Comprehensive characterization of biocomposite surface based on the mesoporous silica and lysozyme molecules: Chemistry, morphology, topography, texture and micro-nanostructure

Abstract

The results presented in this paper focus on a detailed analysis of surface composition, texture, morphology and micro-nanostructure of mesocellular silica foam (MCF) covered by the lysozyme (LYS) molecules from aqueous solutions at pH = 7.4. The physicochemical and structural properties of the LYS/MCF biocomposite were characterized by various techniques including attenuated total reflection (ATR) Fourier transform infrared spectroscopy (FT-IR), elemental analysis (CHN), X-ray photoelectron spectroscopy (XPS), diffuse reflectance spectroscopy (UV–Vis DRS), X-ray diffraction (XRD). Moreover, the morphology, micro-nanostructure, topography and elemental composition of biocomposite surface were determined using atomic force microscopy (AFM), optical profilometry (OP), high resolution transmission electron microscopy (HRTEM), energy dispersive X-ray spectroscopy (EDX) and scanning electron microscopy with X-ray microanalysis (SEM/EDS).
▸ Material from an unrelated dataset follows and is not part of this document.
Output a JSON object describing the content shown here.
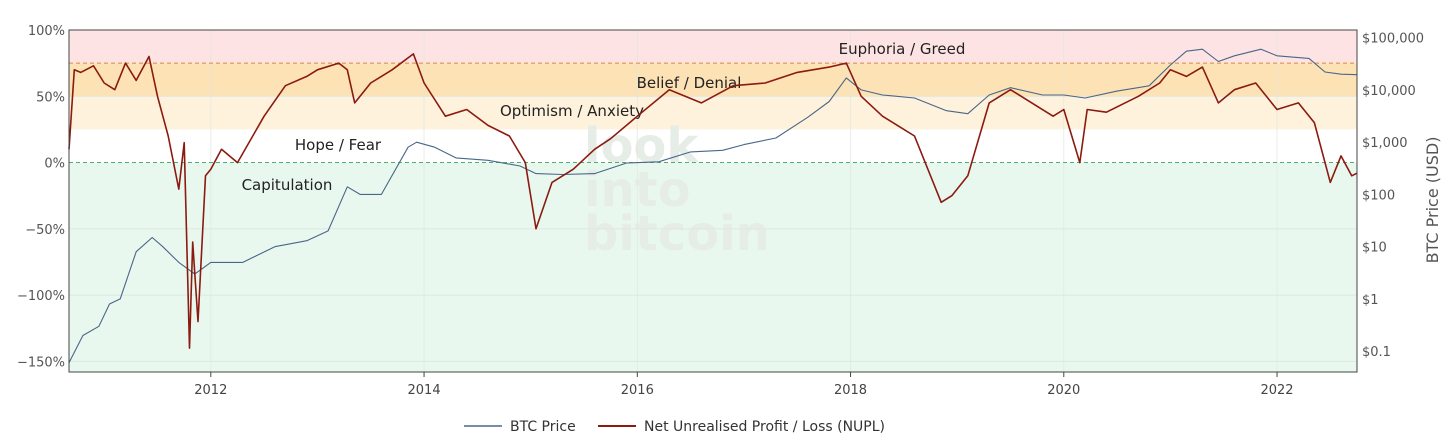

AFM, OP, TEM and SEM methods (with regard to morphology, topography, structure at a micro-nanometer level) demonstrate that the surface of the support with immobilized protein is less rough, porous, wavy, sharp, and hence more smooth, flat and uniform due to the proteins adsorbed on support surface. EDX and EDS demonstrated the homogeneous distribution of protein molecules on silica surface. XRD confirmed that the lysozyme molecules were located on the support surface and inside the pores, and XPS revealed the specific interactions between the albumin and silica.